In line with dinner, which was split between two seatings, shows were done twice each night, at 20:30 and then again at 22:15. Except for the last night, when the second seating had an early 18:45 show before their meal.
Somehow it never occurred to anyone to explicitly mention the flipped showtimes to the headliner. No big deal when we didn’t see his face before curtain up, because he still had twenty minutes to get backstage. But around this time we started asking whether he knows about the early show. Frantic phone calls were made, and towards the end of the magician’s act someone managed to get him on the phone after he just stepped out of the shower.
With one minute to go, and the hope that he can get dressed and ready in three more, the cruise director shouted at the band to play something – anything – while we figure out what to do. The cast was roused from their backstage lazing and told they might have to go on in two.
It was around this point where things completely fell apart. Like any production deployment, stage management works on reasonable certainty and a pre-arranged set of cues. Improvisation rarely has a happy ending.

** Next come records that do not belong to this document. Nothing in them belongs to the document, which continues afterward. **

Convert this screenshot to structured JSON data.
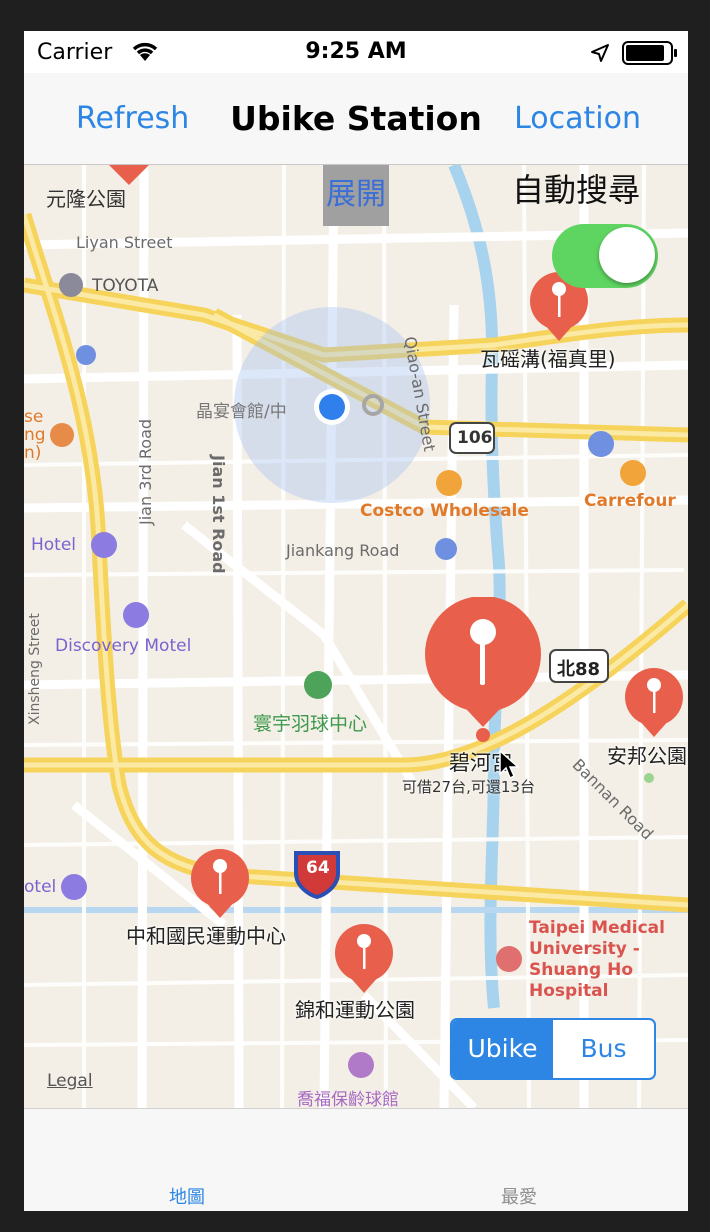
{
  "status_bar": {
    "carrier": "Carrier",
    "time": "9:25 AM"
  },
  "nav": {
    "left_button": "Refresh",
    "title": "Ubike Station",
    "right_button": "Location"
  },
  "map_controls": {
    "expand_button": "展開",
    "auto_search_label": "自動搜尋",
    "auto_search_on": true,
    "legal": "Legal"
  },
  "segment": {
    "options": [
      "Ubike",
      "Bus"
    ],
    "selected": "Ubike"
  },
  "map_labels": {
    "yuanlong_park": "元隆公園",
    "liyan_street": "Liyan Street",
    "toyota": "TOYOTA",
    "qiaoan_street": "Qiao-an Street",
    "jingyan_hall": "晶宴會館/中",
    "route_106": "106",
    "jian_3rd_road": "Jian 3rd Road",
    "jian_1st_road": "Jian 1st Road",
    "costco": "Costco Wholesale",
    "carrefour": "Carrefour",
    "jiankang_road": "Jiankang Road",
    "hotel_left": "Hotel",
    "discovery_motel": "Discovery Motel",
    "xinsheng_street": "Xinsheng Street",
    "route_bei88": "北88",
    "huanyu_badminton": "寰宇羽球中心",
    "bannan_road": "Bannan Road",
    "route_64": "64",
    "otel_left": "otel",
    "taipei_medical": "Taipei Medical\nUniversity -\nShuang Ho\nHospital",
    "qiaofu_bowling": "喬福保齡球館",
    "edge_text": "se\nng\nn)"
  },
  "stations": [
    {
      "name": "瓦磘溝(福真里)"
    },
    {
      "name": "碧河宮",
      "detail": "可借27台,可還13台",
      "selected": true
    },
    {
      "name": "安邦公園"
    },
    {
      "name": "中和國民運動中心"
    },
    {
      "name": "錦和運動公園"
    }
  ],
  "tabs": [
    {
      "label": "地圖",
      "active": true
    },
    {
      "label": "最愛",
      "active": false
    }
  ],
  "colors": {
    "accent": "#2d86e4",
    "pin": "#e8604c",
    "toggle_on": "#5fd561",
    "user_location": "#2f80ed"
  }
}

Keeping a token brave face, the cruise director did a hand-over to the band, who figured we may as well play “A-train” and see where it goes. And the curtain opened up as a half-naked dancer frantically ran across the stage, trailing bits of costume.
The singer turned up a minute after the production cast finished their bit, culminating with the stage being littered with the disgorged content of streamer cannons and unfit for further use. The cruise director, having completely lost the erstwhile brave face, had by then walked on to tell the audience that this was indeed it, and could they please swallow their disappointment as they fill in their feedback forms rating the week’s experience.
The curtain resolutely stayed down. Muffled swearing could be heard backstage. Fingers pointed impotently.
The good news
None of this will happen at SQL Saturday Manchester. I have learned about the dangers of confetti cannons, I will turn up on time, and I probably won’t be in drag.
But if you are interested in the gubbins of context switching, what a SystemThreadDispatcher really does for a living, and you don’t live too far away, do drop by.